A Nigerian pharmacist and researcher, Oyinlade Kehinde, has made a groundbreaking discovery about why the same drugs affect individual patients differently, with a mission to change how doctors prescribe mental health drugs for African patients.
Kehinde, a PhD student at the University of Florida and former Assistant Director of Pharmacy at the Federal Neuro-Psychiatric Hospital, Yaba, Lagos, presented the findings during the 8th International Yaba Research Conference held at the hospital on Wednesday under the theme, ‘Artificial Intelligence in Mental Health Research’.
Her study, titled ‘Closing the Health Inequity Gap: Impact of CYP2D6*17 and *29 Alleles on Risperidone Metabolism in an African Paediatric Population’, revealed that two genetic variants common among Africans alter how the body processes risperidone, a widely used antipsychotic drug.
According to her, the discovery shows that international drug guidelines based largely on European data may not give accurate dosing recommendations for African patients.
“Two patients could take the same mental health medication, yet one would get better while the other struggled with severe side effects.
That puzzle made me ask a simple question: why do people respond so differently to the same medicine?” Kehinde asked.
She said her curiosity was born from years of seeing patients and families struggle with unpredictable drug responses at the hospital, as doctors tried different medications in search of one that worked.
According to her, some families spent a lot of money and energy “trying different drugs, hoping to find one that worked, while doctors did their best but often felt frustrated.”
With limited opportunities to study pharmacogenetics in Nigeria, Kehinde said she joined the Pharmacogenomics Global Research Network to learn from experts around the world.
Through that network, she connected with other professionals like Dr Laura Ramsey of Children’s Mercy Hospital in Kansas and Dr Akinyemi Oni-Orisan of the University of California, San Francisco, who later became her co-investigators in the study.
Kehinde explained that the research focused on two genetic variants of the enzyme CYP2D6, known as *17 and *29, which are common among Africans but poorly represented in global research data.
“We discovered that CYP2D6*17 actually works faster than previously thought, while CYP2D6*29 may not work at all for breaking down risperidone. This means that using data from European studies alone could lead to incorrect dosing for African patients,” she said.
The pharmacist added that the study was the first and largest real-world investigation of African-specific CYP2D6 variants in risperidone metabolism among children and that the findings would be shared with international pharmacogenetic groups to help update global drug-dosing standards.
“Our research shows that genetics can behave differently depending on ancestry and even on the specific drug being used,” she said.
Kehinde said one of the most rewarding outcomes of the study was returning each child’s pharmacogenetic result to their medical record, allowing doctors to make better treatment decisions in the future.
“This ensures that children receive safer and more effective care, guided by science that truly reflects their genetic background,” she noted.
She described the project as a major step toward personalised psychiatry in Nigeria and across Africa, saying the ultimate goal was to ensure that every patient, regardless of origin, received the right medication at the right dose.
“Pharmacogenetic testing can be expensive, sometimes costing between $300 and $1,000 per person. Being able to carry out this kind of research locally is a big achievement,” she stated.

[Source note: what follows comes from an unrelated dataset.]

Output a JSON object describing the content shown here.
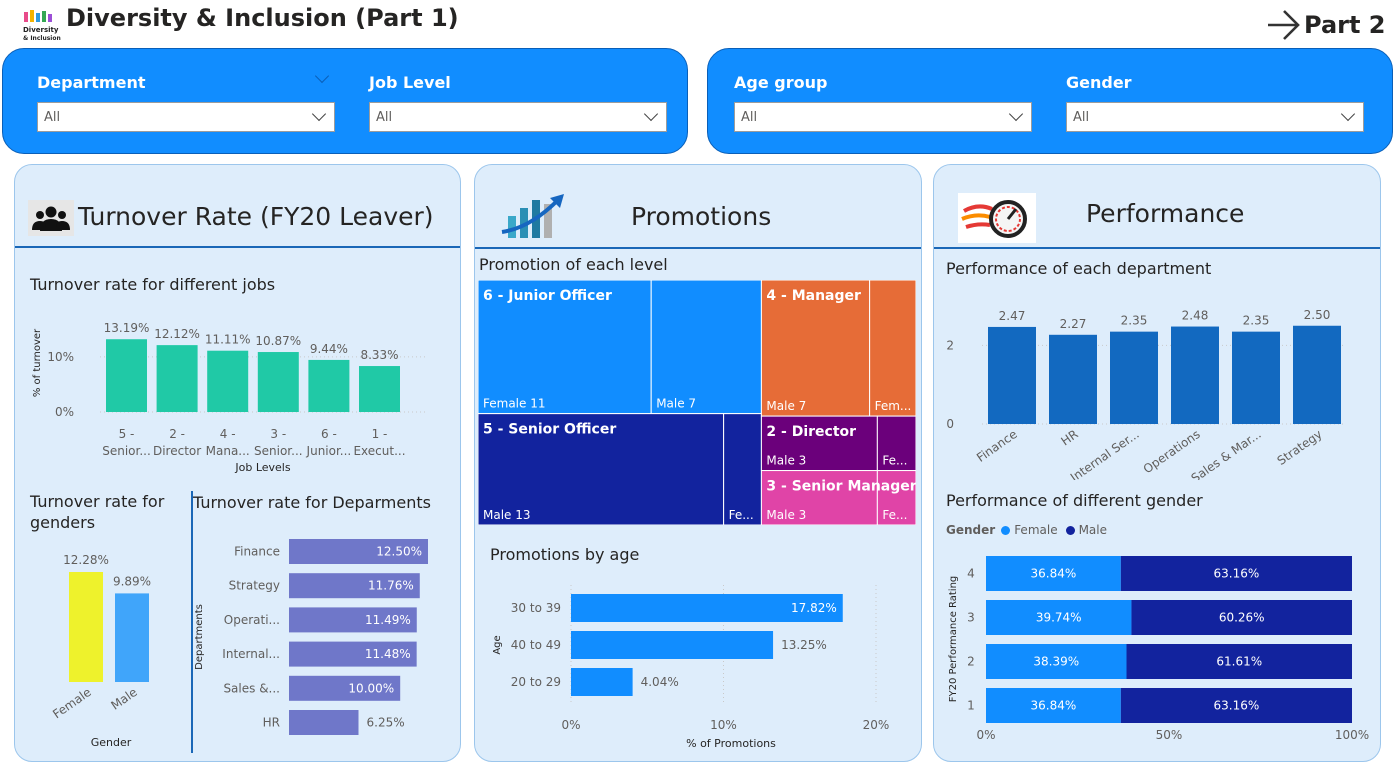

Kehinde appreciated the Medical Director of the Federal Neuro-Psychiatric Hospital, Dr Olugbenga Owoeye, as well as the pharmacy and laboratory departments, research assistants, and collaborators who contributed to the study.

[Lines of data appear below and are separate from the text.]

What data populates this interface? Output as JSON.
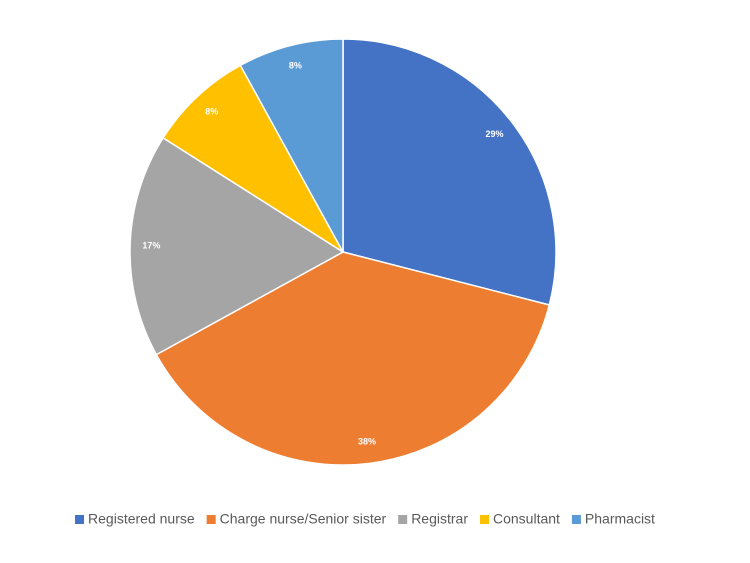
{
  "chart_data": {
    "type": "pie",
    "categories": [
      "Registered nurse",
      "Charge nurse/Senior sister",
      "Registrar",
      "Consultant",
      "Pharmacist"
    ],
    "values": [
      29,
      38,
      17,
      8,
      8
    ],
    "value_labels": [
      "29%",
      "38%",
      "17%",
      "8%",
      "8%"
    ],
    "colors": [
      "#4472c4",
      "#ed7d31",
      "#a5a5a5",
      "#ffc000",
      "#5b9bd5"
    ],
    "legend": "bottom"
  }
}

She submitted, “Our findings were eye-opening. We discovered that the existing international guidelines, which help doctors interpret these genetic variants, don’t fully capture how they behave in African populations. We found that CYP2D6*17 actually works faster than previously thought, while CYP2D629 may not work at all for breaking down risperidone. This means that using data from European studies alone could lead to incorrect dosing for African patients. These results show that genetics can behave differently depending on ancestry and even on the specific drug being used.
“We plan to share our findings with global experts so that dosing guidelines can be updated to better include African genetic data and risperidone metabolism.”